Nuovo Presidente FIGC, duello tra Malagò e Abete per il futuro. Vediamo da chi sono appoggiati e chi dei due sembra in vantaggio al momento
La corsa alla presidenza della FIGC è ufficialmente aperta e vede come protagonisti principali Giovanni Malagò e Giancarlo Abete. La Lega Serie A ha compiuto la prima mossa formale, indicando il dirigente romano come proprio candidato per l’importante appuntamento elettorale fissato al prossimo 22 giugno.
Il consenso attorno alla figura dell’ex presidente del CONI è quasi totale.
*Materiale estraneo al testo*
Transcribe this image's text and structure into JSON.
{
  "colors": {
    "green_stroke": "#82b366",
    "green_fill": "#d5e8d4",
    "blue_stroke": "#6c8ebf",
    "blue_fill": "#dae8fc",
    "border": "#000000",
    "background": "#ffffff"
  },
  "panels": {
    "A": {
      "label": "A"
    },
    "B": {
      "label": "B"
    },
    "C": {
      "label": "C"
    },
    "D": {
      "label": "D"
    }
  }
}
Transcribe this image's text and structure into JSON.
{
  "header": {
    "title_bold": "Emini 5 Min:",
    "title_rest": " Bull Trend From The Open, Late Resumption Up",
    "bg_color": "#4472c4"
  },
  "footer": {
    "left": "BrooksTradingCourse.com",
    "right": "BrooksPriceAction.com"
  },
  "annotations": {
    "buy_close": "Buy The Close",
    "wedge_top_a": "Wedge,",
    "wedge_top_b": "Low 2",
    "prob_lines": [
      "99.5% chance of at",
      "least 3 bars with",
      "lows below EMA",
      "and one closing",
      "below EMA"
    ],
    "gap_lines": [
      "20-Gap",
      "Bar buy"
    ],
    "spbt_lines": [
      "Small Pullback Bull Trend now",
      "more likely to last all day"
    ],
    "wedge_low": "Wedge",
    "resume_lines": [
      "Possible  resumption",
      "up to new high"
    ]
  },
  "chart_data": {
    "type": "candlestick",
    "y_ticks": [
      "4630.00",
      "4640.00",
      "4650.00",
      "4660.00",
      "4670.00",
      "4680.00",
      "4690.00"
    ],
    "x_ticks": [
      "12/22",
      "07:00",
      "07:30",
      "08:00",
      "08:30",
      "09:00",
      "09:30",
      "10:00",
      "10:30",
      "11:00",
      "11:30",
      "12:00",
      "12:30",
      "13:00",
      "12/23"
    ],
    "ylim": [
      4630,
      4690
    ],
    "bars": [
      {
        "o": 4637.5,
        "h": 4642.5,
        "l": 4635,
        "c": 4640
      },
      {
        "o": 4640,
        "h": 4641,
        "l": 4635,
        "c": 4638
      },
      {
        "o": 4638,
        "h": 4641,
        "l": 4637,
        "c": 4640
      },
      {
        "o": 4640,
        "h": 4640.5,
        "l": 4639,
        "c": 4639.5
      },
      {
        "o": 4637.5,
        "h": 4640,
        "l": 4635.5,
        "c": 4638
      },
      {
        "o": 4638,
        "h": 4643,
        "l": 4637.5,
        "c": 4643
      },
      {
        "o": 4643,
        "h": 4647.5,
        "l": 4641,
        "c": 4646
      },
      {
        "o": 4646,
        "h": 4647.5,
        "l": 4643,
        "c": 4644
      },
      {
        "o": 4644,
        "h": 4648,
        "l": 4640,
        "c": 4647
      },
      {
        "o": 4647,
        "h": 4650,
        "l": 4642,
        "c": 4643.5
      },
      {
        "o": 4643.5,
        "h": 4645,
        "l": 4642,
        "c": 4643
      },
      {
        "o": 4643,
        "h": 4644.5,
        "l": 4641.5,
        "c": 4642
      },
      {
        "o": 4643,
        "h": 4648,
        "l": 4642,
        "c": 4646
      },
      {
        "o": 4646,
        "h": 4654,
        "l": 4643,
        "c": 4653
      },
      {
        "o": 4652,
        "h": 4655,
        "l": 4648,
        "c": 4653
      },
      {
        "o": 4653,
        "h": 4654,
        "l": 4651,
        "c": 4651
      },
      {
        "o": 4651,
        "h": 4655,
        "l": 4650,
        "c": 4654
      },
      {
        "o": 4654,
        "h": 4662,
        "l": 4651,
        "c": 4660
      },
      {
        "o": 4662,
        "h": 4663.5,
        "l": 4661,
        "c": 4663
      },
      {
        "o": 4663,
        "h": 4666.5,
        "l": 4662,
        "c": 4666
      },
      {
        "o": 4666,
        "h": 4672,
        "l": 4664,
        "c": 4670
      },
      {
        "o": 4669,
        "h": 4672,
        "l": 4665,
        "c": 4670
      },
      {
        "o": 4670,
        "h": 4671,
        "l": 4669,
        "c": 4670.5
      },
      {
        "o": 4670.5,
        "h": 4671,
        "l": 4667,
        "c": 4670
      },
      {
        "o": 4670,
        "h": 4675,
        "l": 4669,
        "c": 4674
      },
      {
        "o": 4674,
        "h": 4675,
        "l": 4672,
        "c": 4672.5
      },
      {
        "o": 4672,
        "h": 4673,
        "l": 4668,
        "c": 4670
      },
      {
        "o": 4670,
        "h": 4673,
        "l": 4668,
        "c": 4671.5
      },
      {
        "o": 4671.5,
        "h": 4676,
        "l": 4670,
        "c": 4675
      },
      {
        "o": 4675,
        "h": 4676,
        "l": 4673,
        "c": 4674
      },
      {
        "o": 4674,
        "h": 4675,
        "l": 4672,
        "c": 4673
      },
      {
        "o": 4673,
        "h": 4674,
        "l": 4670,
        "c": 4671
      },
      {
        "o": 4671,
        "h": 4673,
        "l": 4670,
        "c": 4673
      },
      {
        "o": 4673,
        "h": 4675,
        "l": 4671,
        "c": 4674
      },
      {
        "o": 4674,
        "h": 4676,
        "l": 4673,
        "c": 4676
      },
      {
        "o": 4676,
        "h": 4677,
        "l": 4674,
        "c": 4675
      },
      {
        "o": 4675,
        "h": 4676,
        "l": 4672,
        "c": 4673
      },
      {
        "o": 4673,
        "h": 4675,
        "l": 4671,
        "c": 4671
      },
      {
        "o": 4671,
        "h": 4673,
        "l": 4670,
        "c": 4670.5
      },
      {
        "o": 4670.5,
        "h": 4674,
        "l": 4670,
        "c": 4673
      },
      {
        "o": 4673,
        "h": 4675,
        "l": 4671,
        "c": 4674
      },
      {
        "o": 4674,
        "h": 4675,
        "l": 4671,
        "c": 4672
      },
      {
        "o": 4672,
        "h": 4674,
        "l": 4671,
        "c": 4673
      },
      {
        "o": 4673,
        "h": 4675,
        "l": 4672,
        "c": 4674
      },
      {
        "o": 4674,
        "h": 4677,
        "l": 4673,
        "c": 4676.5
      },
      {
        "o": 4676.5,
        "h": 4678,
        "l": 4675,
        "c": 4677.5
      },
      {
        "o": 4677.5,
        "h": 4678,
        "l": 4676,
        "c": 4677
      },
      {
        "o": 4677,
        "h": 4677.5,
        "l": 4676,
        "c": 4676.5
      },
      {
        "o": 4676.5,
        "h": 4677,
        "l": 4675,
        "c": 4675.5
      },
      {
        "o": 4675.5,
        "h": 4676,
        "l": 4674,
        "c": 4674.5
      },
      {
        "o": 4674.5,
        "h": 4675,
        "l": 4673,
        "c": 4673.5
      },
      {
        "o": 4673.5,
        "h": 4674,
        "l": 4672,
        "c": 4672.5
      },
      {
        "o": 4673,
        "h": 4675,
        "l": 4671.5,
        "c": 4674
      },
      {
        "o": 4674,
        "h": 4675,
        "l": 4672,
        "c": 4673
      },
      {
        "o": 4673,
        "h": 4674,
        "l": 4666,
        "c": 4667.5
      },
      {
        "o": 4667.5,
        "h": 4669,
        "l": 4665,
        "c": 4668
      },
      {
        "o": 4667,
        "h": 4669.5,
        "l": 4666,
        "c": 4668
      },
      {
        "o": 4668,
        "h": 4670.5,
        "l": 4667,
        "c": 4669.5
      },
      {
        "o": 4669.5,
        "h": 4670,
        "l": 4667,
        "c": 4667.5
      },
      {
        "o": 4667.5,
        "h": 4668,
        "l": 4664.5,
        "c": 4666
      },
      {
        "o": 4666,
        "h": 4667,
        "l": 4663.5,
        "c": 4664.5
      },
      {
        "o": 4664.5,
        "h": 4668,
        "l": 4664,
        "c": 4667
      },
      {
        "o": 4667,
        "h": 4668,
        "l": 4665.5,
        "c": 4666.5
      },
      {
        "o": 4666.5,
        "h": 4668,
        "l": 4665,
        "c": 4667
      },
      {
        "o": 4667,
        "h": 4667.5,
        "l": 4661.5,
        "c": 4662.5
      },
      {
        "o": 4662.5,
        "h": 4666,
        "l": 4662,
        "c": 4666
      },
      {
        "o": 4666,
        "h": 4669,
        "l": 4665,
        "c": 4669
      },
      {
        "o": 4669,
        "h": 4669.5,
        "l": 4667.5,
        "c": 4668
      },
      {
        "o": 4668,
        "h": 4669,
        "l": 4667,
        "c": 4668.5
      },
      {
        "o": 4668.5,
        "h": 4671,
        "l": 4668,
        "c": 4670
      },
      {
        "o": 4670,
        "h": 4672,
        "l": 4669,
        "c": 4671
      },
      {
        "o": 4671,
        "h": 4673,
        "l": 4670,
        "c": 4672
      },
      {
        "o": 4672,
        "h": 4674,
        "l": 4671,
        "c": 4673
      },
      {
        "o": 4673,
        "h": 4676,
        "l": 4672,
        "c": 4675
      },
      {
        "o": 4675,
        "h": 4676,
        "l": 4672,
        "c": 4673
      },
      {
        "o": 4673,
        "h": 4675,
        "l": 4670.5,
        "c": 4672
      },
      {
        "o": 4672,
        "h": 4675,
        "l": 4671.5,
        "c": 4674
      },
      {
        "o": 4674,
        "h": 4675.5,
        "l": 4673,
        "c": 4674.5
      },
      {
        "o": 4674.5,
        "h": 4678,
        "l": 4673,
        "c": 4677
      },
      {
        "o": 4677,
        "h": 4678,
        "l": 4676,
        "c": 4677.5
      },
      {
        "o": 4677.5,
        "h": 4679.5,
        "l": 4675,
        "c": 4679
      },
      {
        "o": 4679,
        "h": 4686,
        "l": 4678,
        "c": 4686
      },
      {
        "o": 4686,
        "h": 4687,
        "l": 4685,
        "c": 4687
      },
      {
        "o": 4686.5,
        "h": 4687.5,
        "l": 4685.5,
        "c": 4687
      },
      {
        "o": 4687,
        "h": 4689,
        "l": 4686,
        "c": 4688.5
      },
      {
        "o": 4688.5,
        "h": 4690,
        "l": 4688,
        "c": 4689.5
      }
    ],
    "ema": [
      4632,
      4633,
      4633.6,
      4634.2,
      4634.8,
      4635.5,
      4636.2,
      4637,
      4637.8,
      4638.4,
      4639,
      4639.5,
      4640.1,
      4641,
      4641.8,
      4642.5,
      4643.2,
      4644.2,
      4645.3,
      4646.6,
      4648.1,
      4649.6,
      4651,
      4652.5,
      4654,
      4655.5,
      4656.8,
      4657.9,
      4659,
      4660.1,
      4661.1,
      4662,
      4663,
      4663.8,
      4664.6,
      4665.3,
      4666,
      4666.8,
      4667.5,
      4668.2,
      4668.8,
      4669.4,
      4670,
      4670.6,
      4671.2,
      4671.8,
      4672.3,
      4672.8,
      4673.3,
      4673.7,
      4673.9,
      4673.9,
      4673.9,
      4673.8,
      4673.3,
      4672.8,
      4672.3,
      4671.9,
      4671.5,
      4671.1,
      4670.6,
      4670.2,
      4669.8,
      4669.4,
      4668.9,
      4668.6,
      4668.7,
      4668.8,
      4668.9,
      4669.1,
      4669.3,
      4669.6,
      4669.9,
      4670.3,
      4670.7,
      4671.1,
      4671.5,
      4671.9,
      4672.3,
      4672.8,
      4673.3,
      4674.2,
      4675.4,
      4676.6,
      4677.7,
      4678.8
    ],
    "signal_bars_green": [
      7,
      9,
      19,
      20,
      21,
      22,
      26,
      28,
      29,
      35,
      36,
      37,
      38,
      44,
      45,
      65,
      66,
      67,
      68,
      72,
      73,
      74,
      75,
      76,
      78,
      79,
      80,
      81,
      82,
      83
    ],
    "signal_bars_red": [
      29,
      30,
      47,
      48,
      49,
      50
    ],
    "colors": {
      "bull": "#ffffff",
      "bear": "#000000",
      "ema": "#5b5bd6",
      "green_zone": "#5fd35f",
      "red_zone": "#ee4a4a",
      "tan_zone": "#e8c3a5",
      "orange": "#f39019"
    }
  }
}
Durante l’assemblea, ben 18 società hanno firmato il documento di sostegno. Come riportato da La Gazzetta dello Sport, anche il Verona avrebbe successivamente sciolto le riserve, portando il fronte dei favorevoli a 19 club su 20. L’unica eccezione rimane la Lazio, confermando una spaccatura isolata rispetto a un blocco che solitamente fatica a trovare unità. Questo mandato rappresenta un segnale politico pesantissimo per il nuovo corso del calcio italiano.
Sul fronte opposto si registra la discesa in campo di Giancarlo Abete, attuale presidente della Lega Nazionale Dilettanti. La sua posizione è orientata a rimettere al centro del dibattito i programmi e i contenuti, piuttosto che i nomi. Il dirigente ha annunciato la volontà di chiedere un’investitura formale ai propri organismi, sottolineando come sarebbe stato preferibile discutere preventivamente delle riforme strutturali necessarie al sistema. La scadenza per la presentazione ufficiale delle candidature è fissata al 13 maggio.